Menurut Direktur Center of Economic and Law Studies (Celios) Bhima Yudhistira, kawasan MENA atau Middle East and North Africa sangat potensial, mengingat masa transisi dari penggunaan bahan bakar fosil ke energi baru terbarukan.
"Ini menjadi kesempatan untuk mengekspor tidak hanya mobil listrik, tetapi juga model hybrid," kata Bhima kepada Bisnis, Kamis (11/8/2022).
Saat ini, sambungnya, pasar mobil otomotif di kawasan MENA, sebanyak 52 persen pasarnya adalah Arab Saudi. Negeri tersebut masih menggunakan bahan bakar berbasis fosil atau bahan bakar minyak (BBM).
Potensi industri otomotif RI untuk meraup cuan di kawasan MENA tidak hanya didukung oleh momentum peralihan di atas, tetapi juga pertumbuhan pasar otomotif di kawasan yang tercatat impresif.

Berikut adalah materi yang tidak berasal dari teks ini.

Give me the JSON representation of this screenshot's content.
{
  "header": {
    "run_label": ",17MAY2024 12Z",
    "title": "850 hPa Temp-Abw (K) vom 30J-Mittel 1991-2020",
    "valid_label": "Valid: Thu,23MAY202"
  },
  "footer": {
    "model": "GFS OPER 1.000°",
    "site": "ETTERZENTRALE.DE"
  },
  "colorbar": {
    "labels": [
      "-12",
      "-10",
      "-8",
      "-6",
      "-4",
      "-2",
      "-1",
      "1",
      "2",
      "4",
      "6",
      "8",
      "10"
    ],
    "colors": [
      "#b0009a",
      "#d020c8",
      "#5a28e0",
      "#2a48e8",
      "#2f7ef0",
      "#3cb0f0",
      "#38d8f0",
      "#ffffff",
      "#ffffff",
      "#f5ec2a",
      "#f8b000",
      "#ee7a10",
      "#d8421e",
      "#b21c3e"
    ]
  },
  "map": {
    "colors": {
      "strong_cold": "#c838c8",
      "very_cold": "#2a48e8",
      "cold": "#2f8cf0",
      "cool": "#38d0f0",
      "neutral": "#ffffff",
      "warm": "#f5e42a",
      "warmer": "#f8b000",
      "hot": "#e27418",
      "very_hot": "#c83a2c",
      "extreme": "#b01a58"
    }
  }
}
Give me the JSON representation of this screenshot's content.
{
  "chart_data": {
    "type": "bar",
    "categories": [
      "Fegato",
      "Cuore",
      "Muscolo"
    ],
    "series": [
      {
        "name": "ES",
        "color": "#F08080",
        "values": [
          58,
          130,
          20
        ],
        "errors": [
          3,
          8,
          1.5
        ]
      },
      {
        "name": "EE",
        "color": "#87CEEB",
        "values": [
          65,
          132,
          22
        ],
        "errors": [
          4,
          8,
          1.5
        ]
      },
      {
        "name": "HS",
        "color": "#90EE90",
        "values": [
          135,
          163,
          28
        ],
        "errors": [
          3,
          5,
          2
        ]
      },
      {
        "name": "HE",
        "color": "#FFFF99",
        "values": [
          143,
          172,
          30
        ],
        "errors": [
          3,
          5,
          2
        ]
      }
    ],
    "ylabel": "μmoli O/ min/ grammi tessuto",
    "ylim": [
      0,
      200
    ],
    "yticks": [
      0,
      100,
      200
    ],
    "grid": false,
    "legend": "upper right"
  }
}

Bhima mengatakan pertumbuhan industri otomotif di Timur Tengah dan Afrika Utara rata-rata sebesar 36 persen per tahun, dan diprediksi meningkat signifikan dalam 5 tahun ke depan.
Baca Juga
Indonesia dinilai bisa mengekspor sejumlah produk seperti transportasi publik dan angkutan logistik yang memiliki pasar besar di kawasan tersebut.
Bagaimana pun, Bhima melihat Indonesia masih berhadapan dengan sejumlah tantangan dalam menangkap peluang pasar di Timur Tengah dan Afrika Utara.
"Tantangannya adalah standar emisi Euro dan pengembangan mobil hybrid yang perlu dipacu terus dengan model menarik serta sesuai dengan permintaan pasar," jelasnya.
Selain itu, tantangan lain yang dihadapi adalah dukungan pemerintah sepeti insentif untu peningkatan kapasitas produksi produk hybrid, sehingga dibutuhkan insentif seperti bea keluar dan perpajakan.
Menurutnya, pasar ekspor potensial perlu mendapatkan insentif untuk beberapa komponen pajak, termasuk diskon Pajak Penjualan Atas Barang Mewah (PPnBM).
Lebih lanjut, Indonesia bisa memasukkan sektor otomotif ke dalam poin-poin perjanjian kerja sama dagang, baik dalam kerangka Comprehensive Economic Partnership Agreement (CEPA) maupun Preferential Trade Agreement (PTA).
Tidak berakhir di situ, Bhima menilai RI perlu menunjang upaya tersebut dengan infrastruktur memadai, seperti kawasan industri yang modern dan konsistensi penurunan biaya logistik.
Termasuk, kedekatan lokasi antara kluster industri suku cadang (spare part) dan tempat perakitan, serta melibatkan produsen komponen lokal untuk melakukan bisnis dengan industri besar.